Founded in 1899, the WGA was originally set up as a rules-making body because western golf clubs (the Midwest was referred to as “the west” back then) felt they weren’t properly represented within the New York-based USGA. But after a 20-year stand-off, the WGA formally recognized the USGA’s authority as the rules-making body in the United States and commuted its own role to overseeing the Western Open, Amateur and Junior championships.
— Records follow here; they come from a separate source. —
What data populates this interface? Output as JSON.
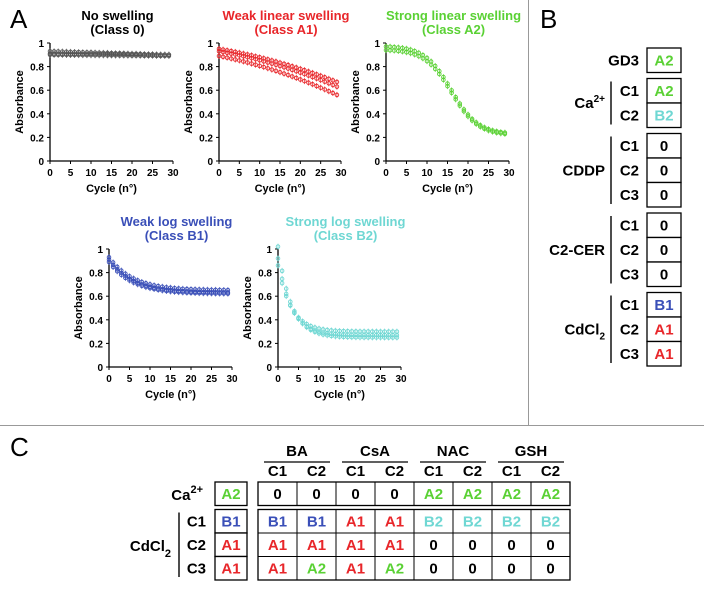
{
  "panel_labels": {
    "a": "A",
    "b": "B",
    "c": "C"
  },
  "class_colors": {
    "0": "#000000",
    "A1": "#e8262a",
    "A2": "#5ad134",
    "B1": "#3a4fb8",
    "B2": "#6fd7d3"
  },
  "chart_data": [
    {
      "type": "scatter",
      "id": "class0",
      "title_line1": "No swelling",
      "title_line2": "(Class 0)",
      "title_color": "#000000",
      "marker_color": "#555555",
      "xlabel": "Cycle (n°)",
      "ylabel": "Absorbance",
      "xlim": [
        0,
        30
      ],
      "ylim": [
        0,
        1
      ],
      "xticks": [
        "0",
        "5",
        "10",
        "15",
        "20",
        "25",
        "30"
      ],
      "yticks": [
        "0",
        "0.2",
        "0.4",
        "0.6",
        "0.8",
        "1"
      ],
      "series": [
        {
          "name": "replicate 1",
          "start": 0.93,
          "end": 0.9,
          "shape": "flat"
        },
        {
          "name": "replicate 2",
          "start": 0.9,
          "end": 0.89,
          "shape": "flat"
        },
        {
          "name": "replicate 3",
          "start": 0.91,
          "end": 0.9,
          "shape": "flat"
        }
      ]
    },
    {
      "type": "scatter",
      "id": "classA1",
      "title_line1": "Weak linear swelling",
      "title_line2": "(Class A1)",
      "title_color": "#e8262a",
      "marker_color": "#e8262a",
      "xlabel": "Cycle (n°)",
      "ylabel": "Absorbance",
      "xlim": [
        0,
        30
      ],
      "ylim": [
        0,
        1
      ],
      "xticks": [
        "0",
        "5",
        "10",
        "15",
        "20",
        "25",
        "30"
      ],
      "yticks": [
        "0",
        "0.2",
        "0.4",
        "0.6",
        "0.8",
        "1"
      ],
      "series": [
        {
          "name": "replicate 1",
          "start": 0.95,
          "end": 0.67,
          "shape": "linear"
        },
        {
          "name": "replicate 2",
          "start": 0.93,
          "end": 0.63,
          "shape": "linear"
        },
        {
          "name": "replicate 3",
          "start": 0.89,
          "end": 0.56,
          "shape": "linear"
        }
      ]
    },
    {
      "type": "scatter",
      "id": "classA2",
      "title_line1": "Strong linear swelling",
      "title_line2": "(Class A2)",
      "title_color": "#5ad134",
      "marker_color": "#5ad134",
      "xlabel": "Cycle (n°)",
      "ylabel": "Absorbance",
      "xlim": [
        0,
        30
      ],
      "ylim": [
        0,
        1
      ],
      "xticks": [
        "0",
        "5",
        "10",
        "15",
        "20",
        "25",
        "30"
      ],
      "yticks": [
        "0",
        "0.2",
        "0.4",
        "0.6",
        "0.8",
        "1"
      ],
      "series": [
        {
          "name": "replicate 1",
          "start": 0.97,
          "end": 0.24,
          "shape": "sigmoid"
        },
        {
          "name": "replicate 2",
          "start": 0.94,
          "end": 0.23,
          "shape": "sigmoid"
        }
      ]
    },
    {
      "type": "scatter",
      "id": "classB1",
      "title_line1": "Weak log swelling",
      "title_line2": "(Class B1)",
      "title_color": "#3a4fb8",
      "marker_color": "#3a4fb8",
      "xlabel": "Cycle (n°)",
      "ylabel": "Absorbance",
      "xlim": [
        0,
        30
      ],
      "ylim": [
        0,
        1
      ],
      "xticks": [
        "0",
        "5",
        "10",
        "15",
        "20",
        "25",
        "30"
      ],
      "yticks": [
        "0",
        "0.2",
        "0.4",
        "0.6",
        "0.8",
        "1"
      ],
      "series": [
        {
          "name": "replicate 1",
          "start": 0.91,
          "end": 0.63,
          "shape": "log"
        },
        {
          "name": "replicate 2",
          "start": 0.89,
          "end": 0.62,
          "shape": "log"
        },
        {
          "name": "replicate 3",
          "start": 0.93,
          "end": 0.65,
          "shape": "log"
        }
      ]
    },
    {
      "type": "scatter",
      "id": "classB2",
      "title_line1": "Strong log swelling",
      "title_line2": "(Class B2)",
      "title_color": "#6fd7d3",
      "marker_color": "#6fd7d3",
      "xlabel": "Cycle (n°)",
      "ylabel": "Absorbance",
      "xlim": [
        0,
        30
      ],
      "ylim": [
        0,
        1
      ],
      "xticks": [
        "0",
        "5",
        "10",
        "15",
        "20",
        "25",
        "30"
      ],
      "yticks": [
        "0",
        "0.2",
        "0.4",
        "0.6",
        "0.8",
        "1"
      ],
      "series": [
        {
          "name": "replicate 1",
          "start": 1.02,
          "end": 0.25,
          "shape": "fastlog"
        },
        {
          "name": "replicate 2",
          "start": 0.92,
          "end": 0.27,
          "shape": "fastlog"
        },
        {
          "name": "replicate 3",
          "start": 0.86,
          "end": 0.3,
          "shape": "fastlog"
        }
      ]
    }
  ],
  "panel_b": {
    "gd3": {
      "label": "GD3",
      "value": "A2"
    },
    "groups": [
      {
        "label": "Ca",
        "sup": "2+",
        "sub": "",
        "rows": [
          {
            "cond": "C1",
            "value": "A2"
          },
          {
            "cond": "C2",
            "value": "B2"
          }
        ]
      },
      {
        "label": "CDDP",
        "sup": "",
        "sub": "",
        "rows": [
          {
            "cond": "C1",
            "value": "0"
          },
          {
            "cond": "C2",
            "value": "0"
          },
          {
            "cond": "C3",
            "value": "0"
          }
        ]
      },
      {
        "label": "C2-CER",
        "sup": "",
        "sub": "",
        "rows": [
          {
            "cond": "C1",
            "value": "0"
          },
          {
            "cond": "C2",
            "value": "0"
          },
          {
            "cond": "C3",
            "value": "0"
          }
        ]
      },
      {
        "label": "CdCl",
        "sup": "",
        "sub": "2",
        "rows": [
          {
            "cond": "C1",
            "value": "B1"
          },
          {
            "cond": "C2",
            "value": "A1"
          },
          {
            "cond": "C3",
            "value": "A1"
          }
        ]
      }
    ]
  },
  "panel_c": {
    "treatments": [
      "BA",
      "CsA",
      "NAC",
      "GSH"
    ],
    "subcols": [
      "C1",
      "C2",
      "C1",
      "C2",
      "C1",
      "C2",
      "C1",
      "C2"
    ],
    "ca": {
      "label": "Ca",
      "sup": "2+",
      "base": "A2",
      "values": [
        "0",
        "0",
        "0",
        "0",
        "A2",
        "A2",
        "A2",
        "A2"
      ]
    },
    "cdcl": {
      "label": "CdCl",
      "sub": "2",
      "rows": [
        {
          "cond": "C1",
          "base": "B1",
          "values": [
            "B1",
            "B1",
            "A1",
            "A1",
            "B2",
            "B2",
            "B2",
            "B2"
          ]
        },
        {
          "cond": "C2",
          "base": "A1",
          "values": [
            "A1",
            "A1",
            "A1",
            "A1",
            "0",
            "0",
            "0",
            "0"
          ]
        },
        {
          "cond": "C3",
          "base": "A1",
          "values": [
            "A1",
            "A2",
            "A1",
            "A2",
            "0",
            "0",
            "0",
            "0"
          ]
        }
      ]
    }
  }
}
Up until the first of Palmer’s two victories, at Blythefield Country Club near Detroit in 1961, the Western Open had been far from an Illinois-only tournament. Indeed, between 1899 and 1961 it was only held 16 times in Illinois. During that time, it also made nine appearances in Ohio, eight in Michigan, five in Missouri, three in Wisconsin, two each in Iowa, Tennessee, Minnesota, California, Indiana and Arizona, and one each in New York, Pennsylvania, Utah, Oregon and Texas. That’s a total of 16 states, an impressive geographical spread for an event run out of one location. From the year of its inception until 1961, the U.S. Open, the national championship remember, visited just 13 states.
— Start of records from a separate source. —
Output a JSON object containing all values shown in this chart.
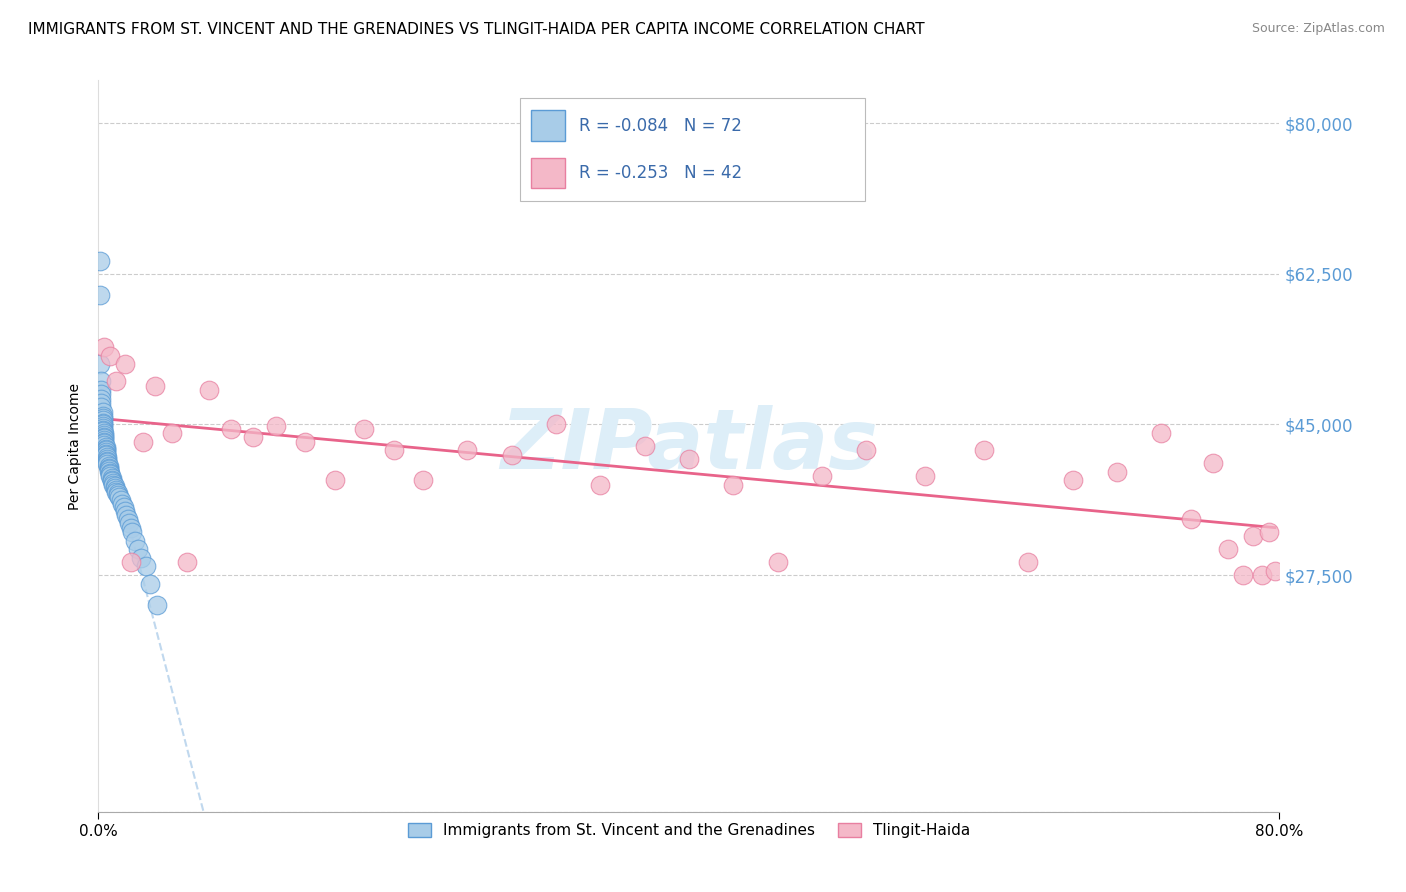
{
  "title": "IMMIGRANTS FROM ST. VINCENT AND THE GRENADINES VS TLINGIT-HAIDA PER CAPITA INCOME CORRELATION CHART",
  "source": "Source: ZipAtlas.com",
  "ylabel": "Per Capita Income",
  "xlim": [
    0.0,
    0.8
  ],
  "ylim": [
    0,
    85000
  ],
  "yticks": [
    0,
    27500,
    45000,
    62500,
    80000
  ],
  "ytick_labels": [
    "",
    "$27,500",
    "$45,000",
    "$62,500",
    "$80,000"
  ],
  "xtick_labels": [
    "0.0%",
    "80.0%"
  ],
  "legend1_label": "Immigrants from St. Vincent and the Grenadines",
  "legend2_label": "Tlingit-Haida",
  "R1": -0.084,
  "N1": 72,
  "R2": -0.253,
  "N2": 42,
  "blue_color": "#a8cce8",
  "pink_color": "#f4b8c8",
  "blue_edge_color": "#5b9bd5",
  "pink_edge_color": "#e87fa0",
  "blue_line_color": "#5b9bd5",
  "pink_line_color": "#e8638a",
  "blue_dash_color": "#c0d8ee",
  "watermark_text_color": "#ddeef8",
  "title_fontsize": 11,
  "blue_x": [
    0.001,
    0.001,
    0.001,
    0.002,
    0.002,
    0.002,
    0.002,
    0.002,
    0.002,
    0.003,
    0.003,
    0.003,
    0.003,
    0.003,
    0.003,
    0.003,
    0.003,
    0.003,
    0.003,
    0.004,
    0.004,
    0.004,
    0.004,
    0.004,
    0.004,
    0.004,
    0.004,
    0.005,
    0.005,
    0.005,
    0.005,
    0.005,
    0.005,
    0.006,
    0.006,
    0.006,
    0.006,
    0.006,
    0.007,
    0.007,
    0.007,
    0.007,
    0.008,
    0.008,
    0.008,
    0.009,
    0.009,
    0.009,
    0.01,
    0.01,
    0.011,
    0.011,
    0.012,
    0.012,
    0.013,
    0.013,
    0.014,
    0.015,
    0.016,
    0.017,
    0.018,
    0.019,
    0.02,
    0.021,
    0.022,
    0.023,
    0.025,
    0.027,
    0.029,
    0.032,
    0.035,
    0.04
  ],
  "blue_y": [
    64000,
    60000,
    52000,
    50000,
    49000,
    48500,
    48000,
    47500,
    47000,
    46500,
    46000,
    45800,
    45500,
    45200,
    45000,
    44800,
    44600,
    44400,
    44200,
    44000,
    43800,
    43600,
    43400,
    43200,
    43000,
    42800,
    42600,
    42400,
    42200,
    42000,
    41800,
    41600,
    41400,
    41200,
    41000,
    40800,
    40600,
    40400,
    40200,
    40000,
    39800,
    39600,
    39400,
    39200,
    39000,
    38800,
    38600,
    38400,
    38200,
    38000,
    37800,
    37600,
    37400,
    37200,
    37000,
    36800,
    36600,
    36200,
    35800,
    35400,
    35000,
    34500,
    34000,
    33500,
    33000,
    32500,
    31500,
    30500,
    29500,
    28500,
    26500,
    24000
  ],
  "pink_x": [
    0.004,
    0.008,
    0.012,
    0.018,
    0.022,
    0.03,
    0.038,
    0.05,
    0.06,
    0.075,
    0.09,
    0.105,
    0.12,
    0.14,
    0.16,
    0.18,
    0.2,
    0.22,
    0.25,
    0.28,
    0.31,
    0.34,
    0.37,
    0.4,
    0.43,
    0.46,
    0.49,
    0.52,
    0.56,
    0.6,
    0.63,
    0.66,
    0.69,
    0.72,
    0.74,
    0.755,
    0.765,
    0.775,
    0.782,
    0.788,
    0.793,
    0.797
  ],
  "pink_y": [
    54000,
    53000,
    50000,
    52000,
    29000,
    43000,
    49500,
    44000,
    29000,
    49000,
    44500,
    43500,
    44800,
    43000,
    38500,
    44500,
    42000,
    38500,
    42000,
    41500,
    45000,
    38000,
    42500,
    41000,
    38000,
    29000,
    39000,
    42000,
    39000,
    42000,
    29000,
    38500,
    39500,
    44000,
    34000,
    40500,
    30500,
    27500,
    32000,
    27500,
    32500,
    28000
  ]
}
From 1962-73, the Western Open was based in the Chicago metropolitan area and staged across seven venues, including Beverly Country Club where Palmer won the title for a second time in 1963 after beating Julius Boros and Jack Nicklaus in a playoff. From 1974-90 its exclusive home was in the western Chicago suburb of Oak Brook at Butler National Golf Club, founded by local entrepreneur Paul Butler and designed by George Fazio and his nephew Tom. But Butler National eventually fell foul of the PGA Tour’s policy not to associate with golf clubs that refused to admit women and minorities as members, so the tournament was moved a few miles south in 1991 to the Dick Wilson-designed Dubsdread course at Cog Hill Golf & Country Club. It has been won there on five occasions by Tiger Woods, matching Walter Hagen’s tournament record, but it seems Cog Hill’s role as host course has ended for the foreseeable future.
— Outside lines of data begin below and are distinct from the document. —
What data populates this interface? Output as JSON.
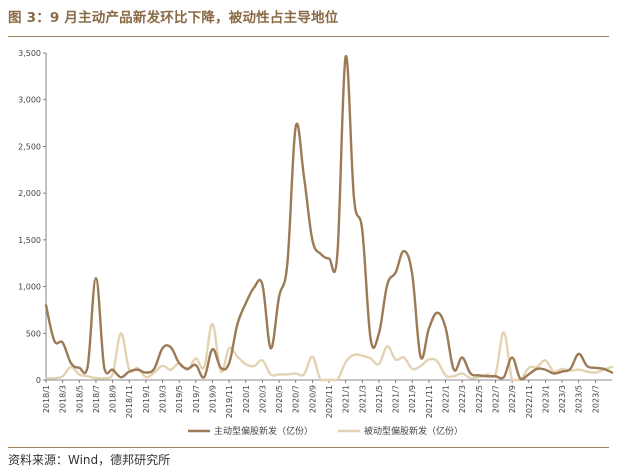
{
  "header": {
    "title": "图 3：9 月主动产品新发环比下降，被动性占主导地位"
  },
  "footer": {
    "source": "资料来源：Wind，德邦研究所"
  },
  "chart_data": {
    "type": "line",
    "title": "",
    "xlabel": "",
    "ylabel": "",
    "ylim": [
      0,
      3500
    ],
    "yticks": [
      0,
      500,
      1000,
      1500,
      2000,
      2500,
      3000,
      3500
    ],
    "ytick_labels": [
      "0",
      "500",
      "1,000",
      "1,500",
      "2,000",
      "2,500",
      "3,000",
      "3,500"
    ],
    "grid": false,
    "legend": "bottom",
    "x": [
      "2018/1",
      "2018/2",
      "2018/3",
      "2018/4",
      "2018/5",
      "2018/6",
      "2018/7",
      "2018/8",
      "2018/9",
      "2018/10",
      "2018/11",
      "2018/12",
      "2019/1",
      "2019/2",
      "2019/3",
      "2019/4",
      "2019/5",
      "2019/6",
      "2019/7",
      "2019/8",
      "2019/9",
      "2019/10",
      "2019/11",
      "2019/12",
      "2020/1",
      "2020/2",
      "2020/3",
      "2020/4",
      "2020/5",
      "2020/6",
      "2020/7",
      "2020/8",
      "2020/9",
      "2020/10",
      "2020/11",
      "2020/12",
      "2021/1",
      "2021/2",
      "2021/3",
      "2021/4",
      "2021/5",
      "2021/6",
      "2021/7",
      "2021/8",
      "2021/9",
      "2021/10",
      "2021/11",
      "2021/12",
      "2022/1",
      "2022/2",
      "2022/3",
      "2022/4",
      "2022/5",
      "2022/6",
      "2022/7",
      "2022/8",
      "2022/9",
      "2022/10",
      "2022/11",
      "2022/12",
      "2023/1",
      "2023/2",
      "2023/3",
      "2023/4",
      "2023/5",
      "2023/6",
      "2023/7",
      "2023/8",
      "2023/9"
    ],
    "xtick_labels": [
      "2018/1",
      "2018/3",
      "2018/5",
      "2018/7",
      "2018/9",
      "2018/11",
      "2019/1",
      "2019/3",
      "2019/5",
      "2019/7",
      "2019/9",
      "2019/11",
      "2020/1",
      "2020/3",
      "2020/5",
      "2020/7",
      "2020/9",
      "2020/11",
      "2021/1",
      "2021/3",
      "2021/5",
      "2021/7",
      "2021/9",
      "2021/11",
      "2022/1",
      "2022/3",
      "2022/5",
      "2022/7",
      "2022/9",
      "2022/11",
      "2023/1",
      "2023/3",
      "2023/5",
      "2023/7"
    ],
    "series": [
      {
        "name": "主动型偏股新发（亿份）",
        "color": "#9c7a55",
        "values": [
          800,
          420,
          400,
          180,
          130,
          140,
          1090,
          130,
          110,
          30,
          90,
          110,
          80,
          120,
          340,
          350,
          180,
          120,
          160,
          30,
          330,
          130,
          180,
          600,
          820,
          990,
          1020,
          340,
          890,
          1250,
          2710,
          2170,
          1500,
          1350,
          1300,
          1340,
          3460,
          1950,
          1600,
          440,
          500,
          1020,
          1150,
          1380,
          1130,
          250,
          550,
          720,
          560,
          110,
          240,
          70,
          50,
          40,
          40,
          30,
          240,
          10,
          60,
          120,
          110,
          70,
          90,
          120,
          280,
          150,
          130,
          120,
          80
        ]
      },
      {
        "name": "被动型偏股新发（亿份）",
        "color": "#e3d3b3",
        "values": [
          20,
          20,
          40,
          140,
          60,
          40,
          20,
          20,
          60,
          500,
          110,
          130,
          30,
          80,
          150,
          110,
          180,
          110,
          230,
          140,
          600,
          90,
          340,
          250,
          170,
          150,
          210,
          60,
          60,
          60,
          70,
          60,
          250,
          0,
          0,
          0,
          190,
          270,
          260,
          230,
          170,
          360,
          220,
          240,
          120,
          150,
          220,
          200,
          50,
          40,
          70,
          20,
          30,
          60,
          60,
          510,
          0,
          0,
          130,
          140,
          210,
          90,
          120,
          100,
          110,
          90,
          80,
          110,
          140
        ]
      }
    ]
  }
}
Upon the advent of BMW and the tournament’s absorption into the FedExCup Playoffs’ series in 2007, the name ‘Western Open’ disappeared from the title and even though the WGA continues to have some input into the running of the event, which is restricted to a 70-man field and is no longer open to amateurs, the PGA Tour has the final say.

The BMW went to Bellerive Country Club in St. Louis, Missouri in 2008 and last year it was staged at Crooked Stick Golf Club in Carmel, Indiana. This year’s tournament returns to the Chicago area and will be played from September 12-15 at Conway Farms Golf Club, Lake Forest, but in 2014 it will travel west again to Cherry Hills Country Club in Denver, Colorado where Palmer claimed his only U.S. Open crown in 1960.

Ironically, this process of zigzagging across the country brings the BMW a little closer to the traditions established during the early days of the Western Open, yet the tournament couldn’t be further than it is today from its long-cherished identity as a major in all but name. Its transformation from one of American golf’s most finely-tuned engines into a functional cog (or Cog) in the giant nexus of the FedExCup baffles Palmer for one.

“When I started playing on the Tour, the Western Open was on its way to being a major championship, but it never happened,” he said. “I don’t know why. I always enjoyed playing in it.” What better testimonial, and more informative context, can any championship possibly enjoy?